ERIC Number: ED377267
Record Type: RIE
Publication Date: 1987-Oct
The Black-White Difference in Youth Employment: Evidence for Demand-Side Factors.
Cain, Glen G.; Finnie, Ross
The 1980 Census of the United States is used, first, to illustrate the serious lag in employment performance of young black men relative to young white men and, second, to test for the importance of demand-side causes of this lag. Aggregate data for 94 standard metropolitan statistical areas (SMSAs) contain data on the annual hours worked in 1979 of black and white young men, along with other labor-market variables that reflect demand and supply forces. Disaggregate (or individual) data from the 1-in-100 Public Use sample contain personal information and hours worked for individuals. The individual records from young men in the 94 SMSAs are used with the SMSA market variables to check for the consistency of the effects of market variables on the employment of young black men with both types of data and with the two measures of labor supply. Main results are derived from the use of variation across SMSAs in the employment and wages of white youth as indicators of the demand conditions for black youth. It is estimated that feasible increases in these demand factors would lead to approximately a 25 percent increase in the employment of black youth. Eight tables present census figures. Two appendixes present definitions and supplemental information. (Author/SLD)

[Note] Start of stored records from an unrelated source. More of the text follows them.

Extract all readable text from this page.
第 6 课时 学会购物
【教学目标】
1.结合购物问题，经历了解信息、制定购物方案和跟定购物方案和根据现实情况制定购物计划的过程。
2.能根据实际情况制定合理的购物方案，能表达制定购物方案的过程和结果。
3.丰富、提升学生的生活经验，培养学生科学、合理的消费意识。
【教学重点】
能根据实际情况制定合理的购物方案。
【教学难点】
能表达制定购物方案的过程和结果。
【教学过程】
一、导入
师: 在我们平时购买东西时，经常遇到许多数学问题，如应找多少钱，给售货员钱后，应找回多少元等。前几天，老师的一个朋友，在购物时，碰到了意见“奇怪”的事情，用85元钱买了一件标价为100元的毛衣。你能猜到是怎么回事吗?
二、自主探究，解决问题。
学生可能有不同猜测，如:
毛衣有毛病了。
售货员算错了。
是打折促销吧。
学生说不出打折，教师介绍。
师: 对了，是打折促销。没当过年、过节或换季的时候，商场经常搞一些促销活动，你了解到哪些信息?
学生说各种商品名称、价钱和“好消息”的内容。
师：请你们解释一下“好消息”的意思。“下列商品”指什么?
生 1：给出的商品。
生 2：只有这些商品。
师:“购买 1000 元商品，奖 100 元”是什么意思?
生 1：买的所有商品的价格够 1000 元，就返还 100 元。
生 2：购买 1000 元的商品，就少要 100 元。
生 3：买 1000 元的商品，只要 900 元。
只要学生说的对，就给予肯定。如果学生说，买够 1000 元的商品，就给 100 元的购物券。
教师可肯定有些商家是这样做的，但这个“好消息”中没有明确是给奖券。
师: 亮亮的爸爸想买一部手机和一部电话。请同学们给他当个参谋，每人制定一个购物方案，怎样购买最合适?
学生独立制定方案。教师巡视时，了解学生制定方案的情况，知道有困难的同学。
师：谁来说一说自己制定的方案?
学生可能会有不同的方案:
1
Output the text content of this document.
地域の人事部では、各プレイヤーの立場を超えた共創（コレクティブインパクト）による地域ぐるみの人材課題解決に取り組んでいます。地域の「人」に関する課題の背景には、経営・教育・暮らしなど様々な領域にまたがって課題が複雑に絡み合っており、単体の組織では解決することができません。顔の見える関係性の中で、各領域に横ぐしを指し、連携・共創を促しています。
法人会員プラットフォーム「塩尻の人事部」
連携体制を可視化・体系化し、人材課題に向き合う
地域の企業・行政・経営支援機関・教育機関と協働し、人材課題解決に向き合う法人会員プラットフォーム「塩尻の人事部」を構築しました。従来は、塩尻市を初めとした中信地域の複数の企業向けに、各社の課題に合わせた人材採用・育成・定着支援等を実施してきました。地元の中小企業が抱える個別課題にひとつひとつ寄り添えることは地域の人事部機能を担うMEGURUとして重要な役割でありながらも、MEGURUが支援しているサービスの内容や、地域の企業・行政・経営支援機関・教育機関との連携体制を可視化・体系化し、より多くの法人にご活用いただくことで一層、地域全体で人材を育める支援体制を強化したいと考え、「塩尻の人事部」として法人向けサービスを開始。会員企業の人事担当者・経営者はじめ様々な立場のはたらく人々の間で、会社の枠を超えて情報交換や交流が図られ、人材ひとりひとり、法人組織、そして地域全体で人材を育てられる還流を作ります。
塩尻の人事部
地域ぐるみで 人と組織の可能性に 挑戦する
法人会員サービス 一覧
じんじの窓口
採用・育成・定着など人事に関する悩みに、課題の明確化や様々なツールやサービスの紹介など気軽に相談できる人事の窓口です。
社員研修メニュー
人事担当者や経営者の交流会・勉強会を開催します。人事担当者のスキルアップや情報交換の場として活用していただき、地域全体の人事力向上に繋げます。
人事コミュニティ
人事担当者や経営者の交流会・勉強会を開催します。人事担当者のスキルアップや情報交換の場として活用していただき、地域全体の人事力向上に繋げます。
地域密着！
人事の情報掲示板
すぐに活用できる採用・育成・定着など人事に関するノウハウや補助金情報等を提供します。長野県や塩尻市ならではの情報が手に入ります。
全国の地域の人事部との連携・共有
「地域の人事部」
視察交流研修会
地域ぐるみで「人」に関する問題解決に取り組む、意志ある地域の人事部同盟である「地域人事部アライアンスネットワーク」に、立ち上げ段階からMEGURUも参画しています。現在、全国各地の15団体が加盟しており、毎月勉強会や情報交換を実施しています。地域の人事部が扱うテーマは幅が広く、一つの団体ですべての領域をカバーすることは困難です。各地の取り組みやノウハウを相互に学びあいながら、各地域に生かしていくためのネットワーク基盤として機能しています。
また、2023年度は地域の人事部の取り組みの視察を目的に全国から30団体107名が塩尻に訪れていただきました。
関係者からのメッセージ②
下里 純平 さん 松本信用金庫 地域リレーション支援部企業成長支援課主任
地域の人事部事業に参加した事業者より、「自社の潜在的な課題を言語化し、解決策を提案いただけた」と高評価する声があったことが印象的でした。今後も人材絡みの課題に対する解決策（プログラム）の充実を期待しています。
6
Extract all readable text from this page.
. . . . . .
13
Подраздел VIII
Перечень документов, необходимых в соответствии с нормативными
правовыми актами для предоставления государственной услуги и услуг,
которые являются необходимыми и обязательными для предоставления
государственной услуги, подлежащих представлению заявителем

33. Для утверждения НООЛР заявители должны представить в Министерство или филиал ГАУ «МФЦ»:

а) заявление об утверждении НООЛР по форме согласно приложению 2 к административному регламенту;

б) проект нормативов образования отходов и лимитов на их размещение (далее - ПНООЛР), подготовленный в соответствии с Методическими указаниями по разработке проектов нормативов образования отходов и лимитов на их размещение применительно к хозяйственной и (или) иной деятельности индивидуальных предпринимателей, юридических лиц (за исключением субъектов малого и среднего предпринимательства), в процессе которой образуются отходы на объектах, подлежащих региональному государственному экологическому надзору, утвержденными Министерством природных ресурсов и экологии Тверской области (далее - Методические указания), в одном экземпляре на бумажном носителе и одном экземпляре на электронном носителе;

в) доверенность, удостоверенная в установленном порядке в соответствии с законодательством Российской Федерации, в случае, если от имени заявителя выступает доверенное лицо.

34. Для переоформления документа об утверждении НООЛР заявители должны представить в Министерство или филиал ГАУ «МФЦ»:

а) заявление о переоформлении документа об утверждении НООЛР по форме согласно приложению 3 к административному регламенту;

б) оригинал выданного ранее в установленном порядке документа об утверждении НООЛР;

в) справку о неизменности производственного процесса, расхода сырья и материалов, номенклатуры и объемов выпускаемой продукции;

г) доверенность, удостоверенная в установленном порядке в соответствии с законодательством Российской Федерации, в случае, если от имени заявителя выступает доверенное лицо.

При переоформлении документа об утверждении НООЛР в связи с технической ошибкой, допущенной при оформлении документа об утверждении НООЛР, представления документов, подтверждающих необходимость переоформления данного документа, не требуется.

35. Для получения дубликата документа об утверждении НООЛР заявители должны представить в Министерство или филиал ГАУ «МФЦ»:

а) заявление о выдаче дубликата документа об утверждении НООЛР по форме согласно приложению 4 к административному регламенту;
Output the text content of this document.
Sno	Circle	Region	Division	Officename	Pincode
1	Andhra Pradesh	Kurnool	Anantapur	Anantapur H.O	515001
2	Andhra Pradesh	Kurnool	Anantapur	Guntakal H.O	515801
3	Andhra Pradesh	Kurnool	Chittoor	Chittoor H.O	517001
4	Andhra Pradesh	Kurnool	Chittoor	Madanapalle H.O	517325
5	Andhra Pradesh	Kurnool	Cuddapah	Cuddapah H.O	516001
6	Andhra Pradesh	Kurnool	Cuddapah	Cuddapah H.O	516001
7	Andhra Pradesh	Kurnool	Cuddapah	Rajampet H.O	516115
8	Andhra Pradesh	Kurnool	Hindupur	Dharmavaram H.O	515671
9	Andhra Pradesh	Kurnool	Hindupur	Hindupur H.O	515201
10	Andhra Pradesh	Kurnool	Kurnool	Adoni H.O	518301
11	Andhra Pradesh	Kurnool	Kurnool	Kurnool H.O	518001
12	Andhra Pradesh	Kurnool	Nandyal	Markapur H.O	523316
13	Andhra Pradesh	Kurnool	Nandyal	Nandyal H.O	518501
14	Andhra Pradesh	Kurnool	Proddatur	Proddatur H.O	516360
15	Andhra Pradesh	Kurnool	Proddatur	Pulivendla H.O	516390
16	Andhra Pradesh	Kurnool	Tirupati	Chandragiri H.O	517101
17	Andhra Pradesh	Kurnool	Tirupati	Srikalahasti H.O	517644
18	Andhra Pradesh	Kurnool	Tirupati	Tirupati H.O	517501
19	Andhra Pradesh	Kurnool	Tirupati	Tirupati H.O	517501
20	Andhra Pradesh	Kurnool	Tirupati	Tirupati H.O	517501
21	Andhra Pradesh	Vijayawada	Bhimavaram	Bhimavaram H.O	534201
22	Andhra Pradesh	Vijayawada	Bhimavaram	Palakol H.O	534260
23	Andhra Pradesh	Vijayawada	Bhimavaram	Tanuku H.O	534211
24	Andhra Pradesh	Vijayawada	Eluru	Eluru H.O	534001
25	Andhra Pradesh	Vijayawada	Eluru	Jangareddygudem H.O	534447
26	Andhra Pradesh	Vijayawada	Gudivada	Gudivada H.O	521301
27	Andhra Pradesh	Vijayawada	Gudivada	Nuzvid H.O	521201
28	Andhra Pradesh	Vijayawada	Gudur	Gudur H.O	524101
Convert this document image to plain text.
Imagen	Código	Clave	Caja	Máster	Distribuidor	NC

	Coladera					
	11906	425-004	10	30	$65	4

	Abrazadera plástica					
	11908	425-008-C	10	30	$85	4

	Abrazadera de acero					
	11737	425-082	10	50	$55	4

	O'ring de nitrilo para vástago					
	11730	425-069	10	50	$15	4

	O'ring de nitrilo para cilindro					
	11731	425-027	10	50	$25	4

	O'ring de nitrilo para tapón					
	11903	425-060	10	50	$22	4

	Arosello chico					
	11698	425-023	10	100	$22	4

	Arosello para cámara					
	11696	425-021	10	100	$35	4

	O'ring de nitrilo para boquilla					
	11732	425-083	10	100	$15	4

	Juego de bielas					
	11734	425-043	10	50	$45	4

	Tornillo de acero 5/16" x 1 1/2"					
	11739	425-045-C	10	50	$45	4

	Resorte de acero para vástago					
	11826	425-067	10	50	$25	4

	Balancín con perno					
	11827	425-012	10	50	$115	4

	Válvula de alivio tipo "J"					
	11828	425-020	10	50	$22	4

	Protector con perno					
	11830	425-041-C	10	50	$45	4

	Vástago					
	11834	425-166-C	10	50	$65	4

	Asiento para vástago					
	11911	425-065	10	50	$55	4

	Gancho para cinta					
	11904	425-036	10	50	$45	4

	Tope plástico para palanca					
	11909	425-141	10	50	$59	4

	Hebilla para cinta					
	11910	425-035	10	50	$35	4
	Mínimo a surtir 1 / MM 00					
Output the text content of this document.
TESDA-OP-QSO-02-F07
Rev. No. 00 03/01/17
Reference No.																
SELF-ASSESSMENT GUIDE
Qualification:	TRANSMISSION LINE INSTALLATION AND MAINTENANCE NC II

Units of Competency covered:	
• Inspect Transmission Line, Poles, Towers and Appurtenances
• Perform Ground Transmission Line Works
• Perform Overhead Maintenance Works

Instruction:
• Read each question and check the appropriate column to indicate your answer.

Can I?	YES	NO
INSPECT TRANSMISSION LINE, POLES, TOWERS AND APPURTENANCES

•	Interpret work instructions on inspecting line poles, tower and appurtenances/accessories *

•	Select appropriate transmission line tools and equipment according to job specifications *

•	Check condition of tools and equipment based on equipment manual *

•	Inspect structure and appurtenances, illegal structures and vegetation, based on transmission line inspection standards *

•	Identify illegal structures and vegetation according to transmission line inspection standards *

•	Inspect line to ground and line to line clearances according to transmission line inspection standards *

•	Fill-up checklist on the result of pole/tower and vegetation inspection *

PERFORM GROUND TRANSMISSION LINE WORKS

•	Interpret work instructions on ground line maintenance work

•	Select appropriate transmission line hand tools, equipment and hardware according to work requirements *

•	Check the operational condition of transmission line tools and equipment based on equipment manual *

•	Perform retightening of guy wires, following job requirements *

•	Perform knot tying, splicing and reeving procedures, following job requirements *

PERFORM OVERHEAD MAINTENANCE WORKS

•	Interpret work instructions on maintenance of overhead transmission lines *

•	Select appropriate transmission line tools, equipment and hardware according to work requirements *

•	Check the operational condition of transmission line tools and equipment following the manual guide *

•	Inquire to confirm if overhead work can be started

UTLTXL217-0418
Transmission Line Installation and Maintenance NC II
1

Descriptors: Blacks, Census Figures, Demand Occupations, Economic Factors, Economics, Employment Patterns, Labor Market, Males, Supply and Demand, Urban Areas, Whites, Young Adults, Youth Employment
Institute for Research on Poverty, 1180 Observatory Drive, Madison, WI 53706 ($3.50).
Publication Type: Reports - Evaluative
Education Level: N/A
Sponsor: William and Flora Hewlett Foundation, Palo Alto, CA.; Department of Health and Human Services, Washington, DC.
Authoring Institution: Wisconsin Univ., Madison. Inst. for Research on Poverty.